Hosted CI Builds Failing Intermittently

Incident Report for Harness

Postmortem

Summary

Between May 27 and June 1, 2026, some Harness CI customers experienced pipeline execution failures with the error:

failed to call LE.RetryStartStep: context deadline exceeded

Impact

Affected customers saw intermittent CI pipeline failures during step execution.

Existing pipeline definitions, customer data, source code, and artifacts were not impacted.

Root Cause

The root cause was a deadlock in the Light Engine logging path. When the log service returned an error, the Light Engine log writer attempted to reacquire a mutex it already held. This caused the Light Engine process to freeze, which led to step execution timeouts and pipeline failures.  

Mitigation and Resolution

Harness Engineering took multiple mitigation steps during the incident, including:

  • Rolled back affected runner versions where needed
  • Increased relevant timeout configurations
  • Reduced log-service load and latency
  • Temporarily disabled the affected livelog streaming path
  • Migrated selected workloads across regions and infrastructure providers
  • Pinned a fixed Light Engine version through runner configuration

The final fix addressed the mutex deadlock in the Light Engine log writer and prevented the same lock from being reacquired while already held.  

Prevention and Follow-Up Actions

Harness is taking the following actions to reduce recurrence risk:

  • Improve deadlock detection in critical concurrent code paths
  • Strengthen error handling for log-service interactions
  • Add better monitoring for Light Engine process health
  • Improve safeguards around logging-path failures
  • Continue reviewing runner rollout and validation processes
Posted Jun 04, 2026 - 08:32 PDT

Resolved

This incident has been resolved.
Posted May 27, 2026 - 18:48 PDT

Monitoring

A fix has been implemented and we are monitoring the results.
Posted May 27, 2026 - 16:53 PDT

Update

Harness is currently implementing a failover to mitigate the intermittent issue for some customers
Posted May 27, 2026 - 10:54 PDT

Update

Harness has implemented a change and are seeing failures reduced, but are continuing to work on completing mitigation. Customers can expect executions to succeed more frequently.

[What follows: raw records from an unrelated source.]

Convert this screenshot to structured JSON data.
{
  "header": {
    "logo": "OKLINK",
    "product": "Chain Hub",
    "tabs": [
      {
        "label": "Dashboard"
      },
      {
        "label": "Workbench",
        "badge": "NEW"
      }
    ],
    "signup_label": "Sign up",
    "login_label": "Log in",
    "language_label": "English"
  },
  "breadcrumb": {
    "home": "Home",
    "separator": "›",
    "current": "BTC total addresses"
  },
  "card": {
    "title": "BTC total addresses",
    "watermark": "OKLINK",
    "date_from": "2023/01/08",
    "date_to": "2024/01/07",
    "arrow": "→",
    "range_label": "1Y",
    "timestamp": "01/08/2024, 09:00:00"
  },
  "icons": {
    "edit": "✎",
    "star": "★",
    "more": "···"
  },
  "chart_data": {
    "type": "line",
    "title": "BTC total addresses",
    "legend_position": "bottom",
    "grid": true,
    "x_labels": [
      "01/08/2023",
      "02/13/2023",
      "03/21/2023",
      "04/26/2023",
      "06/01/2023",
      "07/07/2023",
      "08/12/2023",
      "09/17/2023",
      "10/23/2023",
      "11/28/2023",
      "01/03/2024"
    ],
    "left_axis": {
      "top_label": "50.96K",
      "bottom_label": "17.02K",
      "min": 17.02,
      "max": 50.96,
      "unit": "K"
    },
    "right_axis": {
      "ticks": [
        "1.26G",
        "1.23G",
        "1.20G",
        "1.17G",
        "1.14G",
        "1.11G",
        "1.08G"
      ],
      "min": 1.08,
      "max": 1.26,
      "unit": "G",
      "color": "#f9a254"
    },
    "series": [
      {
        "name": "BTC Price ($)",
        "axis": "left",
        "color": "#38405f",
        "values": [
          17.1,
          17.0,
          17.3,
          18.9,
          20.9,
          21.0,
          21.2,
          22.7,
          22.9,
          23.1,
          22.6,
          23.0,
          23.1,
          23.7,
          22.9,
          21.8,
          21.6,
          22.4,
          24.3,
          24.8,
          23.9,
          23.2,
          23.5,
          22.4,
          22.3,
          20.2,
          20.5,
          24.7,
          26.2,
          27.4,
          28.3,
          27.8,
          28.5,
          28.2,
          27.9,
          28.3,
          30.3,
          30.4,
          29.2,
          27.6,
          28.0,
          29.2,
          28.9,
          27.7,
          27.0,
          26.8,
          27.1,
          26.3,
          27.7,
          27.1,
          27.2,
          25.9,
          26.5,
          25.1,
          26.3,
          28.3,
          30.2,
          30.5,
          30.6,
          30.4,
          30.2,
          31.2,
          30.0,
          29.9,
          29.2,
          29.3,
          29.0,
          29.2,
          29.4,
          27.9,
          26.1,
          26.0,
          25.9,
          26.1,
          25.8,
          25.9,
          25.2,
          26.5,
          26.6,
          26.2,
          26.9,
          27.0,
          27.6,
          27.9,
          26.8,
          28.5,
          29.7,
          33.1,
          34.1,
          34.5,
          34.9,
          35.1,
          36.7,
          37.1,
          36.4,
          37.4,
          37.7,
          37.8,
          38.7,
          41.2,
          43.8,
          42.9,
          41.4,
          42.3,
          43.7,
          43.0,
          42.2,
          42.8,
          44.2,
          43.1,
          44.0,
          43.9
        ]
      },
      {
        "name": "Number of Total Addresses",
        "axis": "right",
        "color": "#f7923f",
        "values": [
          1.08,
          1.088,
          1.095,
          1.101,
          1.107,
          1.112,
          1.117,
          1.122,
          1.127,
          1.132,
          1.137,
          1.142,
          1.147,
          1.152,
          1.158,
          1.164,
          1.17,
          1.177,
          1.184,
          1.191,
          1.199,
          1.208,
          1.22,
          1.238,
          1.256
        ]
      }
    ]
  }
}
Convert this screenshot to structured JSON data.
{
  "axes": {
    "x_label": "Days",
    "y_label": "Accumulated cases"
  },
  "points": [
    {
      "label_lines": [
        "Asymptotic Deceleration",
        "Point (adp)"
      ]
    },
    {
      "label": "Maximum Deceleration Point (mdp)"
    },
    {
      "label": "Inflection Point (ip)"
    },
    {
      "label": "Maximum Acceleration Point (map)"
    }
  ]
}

Prod1/Prod2 are back to normal.
Posted May 27, 2026 - 09:32 PDT

Update

Harness is continuing to investigate and implement changes to fully restore functionality. At this time, we are still seeing some CI Builds intermittently fail.
Posted May 27, 2026 - 08:20 PDT

Update

We are continuing to work on a fix for this issue.
Posted May 27, 2026 - 07:06 PDT

Identified

The issue has been identified and a fix is being implemented.
Posted May 27, 2026 - 06:43 PDT

Investigating

We are currently investigating this issue.
Posted May 27, 2026 - 05:35 PDT
This incident affected: Prod 3 (Continuous Integration Enterprise(CIE) - Windows Cloud Builds, Continuous Integration Enterprise(CIE) - Linux Cloud Builds), Prod 1 (Continuous Integration Enterprise(CIE) - Windows Cloud Builds, Continuous Integration Enterprise(CIE) - Linux Cloud Builds), and Prod 2 (Continuous Integration Enterprise(CIE) - Windows Cloud Builds, Continuous Integration Enterprise(CIE) - Linux Cloud Builds).